There were no episodes of major hypoglycemia in the trial.

"Exenatide is an effective new drug," John Gerich, MD, professor of medicine at the University of Rochester School of Medicine and director of the Clinical Research Center's Diabetes Research Laboratory in New York, told Medscape Diabetes & Endocrinology.

"Its best feature is the weight loss that occurs with it. A drawback is that it does cause nausea, but that tends to go away over time," Dr. Gerich observed.

"Exenatide is not going to be first-line therapy, I don't think. Other drugs are clearly better, like metformin with add-on therapy with sulfonylurea and basal insulin, if needed. But I would use it as a second or third drug," Dr. Gerich said.

Dr. Bergenstal said a new drug application for exenatide has already been submitted to the US Food and Drug Administration for the once-weekly formulation, and it received a "positive indication for approval" in Europe last month.

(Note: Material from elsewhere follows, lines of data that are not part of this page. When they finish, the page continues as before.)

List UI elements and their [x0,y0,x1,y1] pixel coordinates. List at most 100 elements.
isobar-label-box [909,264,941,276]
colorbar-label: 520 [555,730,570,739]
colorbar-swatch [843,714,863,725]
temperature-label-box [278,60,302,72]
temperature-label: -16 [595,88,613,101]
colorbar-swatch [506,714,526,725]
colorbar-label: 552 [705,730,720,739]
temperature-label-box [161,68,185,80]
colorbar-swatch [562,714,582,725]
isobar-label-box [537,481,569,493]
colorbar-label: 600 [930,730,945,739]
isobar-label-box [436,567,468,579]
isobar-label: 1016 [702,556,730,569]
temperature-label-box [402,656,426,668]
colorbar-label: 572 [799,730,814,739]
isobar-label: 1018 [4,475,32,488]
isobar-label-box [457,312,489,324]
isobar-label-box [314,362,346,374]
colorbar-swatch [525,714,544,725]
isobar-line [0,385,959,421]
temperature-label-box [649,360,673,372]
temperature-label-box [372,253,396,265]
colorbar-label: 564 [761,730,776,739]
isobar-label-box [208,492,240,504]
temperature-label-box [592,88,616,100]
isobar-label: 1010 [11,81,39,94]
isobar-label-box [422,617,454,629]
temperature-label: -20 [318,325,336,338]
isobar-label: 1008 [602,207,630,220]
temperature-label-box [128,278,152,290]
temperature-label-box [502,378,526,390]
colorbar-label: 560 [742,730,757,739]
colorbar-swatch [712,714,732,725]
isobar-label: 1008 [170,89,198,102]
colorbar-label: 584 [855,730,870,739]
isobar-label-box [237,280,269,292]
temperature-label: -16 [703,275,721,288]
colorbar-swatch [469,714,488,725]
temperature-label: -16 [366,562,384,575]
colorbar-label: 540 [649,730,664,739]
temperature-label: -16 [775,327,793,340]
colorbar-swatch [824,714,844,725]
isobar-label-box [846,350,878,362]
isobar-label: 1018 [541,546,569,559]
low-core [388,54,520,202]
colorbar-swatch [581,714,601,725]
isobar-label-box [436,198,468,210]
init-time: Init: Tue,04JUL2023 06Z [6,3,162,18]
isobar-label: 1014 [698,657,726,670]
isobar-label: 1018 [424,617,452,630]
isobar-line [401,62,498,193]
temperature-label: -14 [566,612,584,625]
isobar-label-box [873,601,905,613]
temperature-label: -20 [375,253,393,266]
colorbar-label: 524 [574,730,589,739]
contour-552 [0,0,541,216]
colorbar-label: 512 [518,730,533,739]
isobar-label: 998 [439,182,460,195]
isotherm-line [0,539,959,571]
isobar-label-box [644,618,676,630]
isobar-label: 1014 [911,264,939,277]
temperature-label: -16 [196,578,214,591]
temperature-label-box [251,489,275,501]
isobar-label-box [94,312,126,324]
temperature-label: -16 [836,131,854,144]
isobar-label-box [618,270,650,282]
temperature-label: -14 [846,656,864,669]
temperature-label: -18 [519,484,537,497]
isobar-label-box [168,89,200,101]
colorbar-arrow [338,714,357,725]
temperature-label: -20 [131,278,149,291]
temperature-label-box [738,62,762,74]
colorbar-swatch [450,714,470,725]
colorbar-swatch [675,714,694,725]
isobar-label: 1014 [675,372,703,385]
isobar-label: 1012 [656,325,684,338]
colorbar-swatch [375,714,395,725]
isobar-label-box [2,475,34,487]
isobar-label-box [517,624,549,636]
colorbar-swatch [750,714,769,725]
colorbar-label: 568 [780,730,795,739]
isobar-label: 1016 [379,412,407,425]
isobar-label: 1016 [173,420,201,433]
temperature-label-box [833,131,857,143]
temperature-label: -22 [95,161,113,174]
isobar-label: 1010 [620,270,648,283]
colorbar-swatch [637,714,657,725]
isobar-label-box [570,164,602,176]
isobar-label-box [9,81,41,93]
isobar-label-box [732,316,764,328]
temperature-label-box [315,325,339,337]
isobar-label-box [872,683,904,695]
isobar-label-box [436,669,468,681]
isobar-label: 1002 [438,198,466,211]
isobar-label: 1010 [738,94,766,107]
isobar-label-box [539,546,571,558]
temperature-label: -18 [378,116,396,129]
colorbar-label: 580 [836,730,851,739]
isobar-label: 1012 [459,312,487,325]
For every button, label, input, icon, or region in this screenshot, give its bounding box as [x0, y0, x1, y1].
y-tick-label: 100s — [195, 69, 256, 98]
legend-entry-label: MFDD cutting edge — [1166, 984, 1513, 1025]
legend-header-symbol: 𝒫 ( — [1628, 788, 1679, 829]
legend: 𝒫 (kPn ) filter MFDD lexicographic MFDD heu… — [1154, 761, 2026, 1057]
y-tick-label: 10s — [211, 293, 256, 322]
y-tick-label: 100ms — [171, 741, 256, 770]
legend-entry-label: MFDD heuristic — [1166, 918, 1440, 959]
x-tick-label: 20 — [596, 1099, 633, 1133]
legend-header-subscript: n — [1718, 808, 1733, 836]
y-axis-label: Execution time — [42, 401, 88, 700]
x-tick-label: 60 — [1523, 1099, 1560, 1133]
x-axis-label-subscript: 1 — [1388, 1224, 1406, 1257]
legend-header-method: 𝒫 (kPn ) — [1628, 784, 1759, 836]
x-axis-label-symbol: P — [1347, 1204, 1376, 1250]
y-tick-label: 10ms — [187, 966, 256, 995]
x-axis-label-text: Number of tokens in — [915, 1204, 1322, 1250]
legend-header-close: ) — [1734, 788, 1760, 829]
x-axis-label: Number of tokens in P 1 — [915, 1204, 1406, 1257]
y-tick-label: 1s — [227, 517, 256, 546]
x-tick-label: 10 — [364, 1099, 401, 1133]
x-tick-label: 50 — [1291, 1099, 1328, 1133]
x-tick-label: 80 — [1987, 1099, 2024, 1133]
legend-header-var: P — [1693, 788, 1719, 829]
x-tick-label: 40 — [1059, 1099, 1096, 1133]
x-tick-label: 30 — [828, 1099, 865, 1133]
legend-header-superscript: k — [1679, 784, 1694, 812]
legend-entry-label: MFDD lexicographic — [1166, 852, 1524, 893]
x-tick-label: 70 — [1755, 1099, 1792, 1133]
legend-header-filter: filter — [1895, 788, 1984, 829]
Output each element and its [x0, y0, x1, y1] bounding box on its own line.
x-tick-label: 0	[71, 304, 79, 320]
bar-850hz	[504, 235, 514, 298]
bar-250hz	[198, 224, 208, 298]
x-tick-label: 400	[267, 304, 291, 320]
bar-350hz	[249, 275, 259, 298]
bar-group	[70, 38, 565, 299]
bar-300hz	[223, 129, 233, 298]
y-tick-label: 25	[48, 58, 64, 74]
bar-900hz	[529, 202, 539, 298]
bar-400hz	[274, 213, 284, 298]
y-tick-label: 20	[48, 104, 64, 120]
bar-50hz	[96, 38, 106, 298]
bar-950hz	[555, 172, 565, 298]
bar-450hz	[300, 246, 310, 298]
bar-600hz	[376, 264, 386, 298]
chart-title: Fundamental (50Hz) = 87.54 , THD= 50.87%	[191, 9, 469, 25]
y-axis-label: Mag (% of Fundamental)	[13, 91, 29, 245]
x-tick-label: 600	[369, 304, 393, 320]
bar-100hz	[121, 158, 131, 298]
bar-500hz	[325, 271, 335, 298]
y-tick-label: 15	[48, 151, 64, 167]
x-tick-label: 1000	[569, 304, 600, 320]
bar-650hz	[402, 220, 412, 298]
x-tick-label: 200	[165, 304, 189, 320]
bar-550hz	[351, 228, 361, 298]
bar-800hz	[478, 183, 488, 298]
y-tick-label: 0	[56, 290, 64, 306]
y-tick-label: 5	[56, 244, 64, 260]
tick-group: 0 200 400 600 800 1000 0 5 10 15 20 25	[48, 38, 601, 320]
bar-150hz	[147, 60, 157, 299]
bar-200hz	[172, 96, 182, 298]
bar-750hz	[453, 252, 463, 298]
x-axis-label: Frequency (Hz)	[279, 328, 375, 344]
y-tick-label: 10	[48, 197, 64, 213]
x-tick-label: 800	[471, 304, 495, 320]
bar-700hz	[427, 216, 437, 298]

DURATION-2 was supported by Amylin Pharmaceuticals and Eli Lilly. Dr. Bergenstal reported conflicts of interest with Amylin Pharmaceuticals, Eli Lilly, Intuity, Abbott Diabetes Care, Lifescan (a Johnson & Johnson Company), MannKind Corporation, Medtronic MiniMed, Novartis Pharmaceuticals, and Novo Nordisk. Dr. Gerich reported a financial relationship with MannKind Corporation.

American Diabetes Association (ADA) 69th Scientific Sessions: 6-LB. Presented June 7, 2009.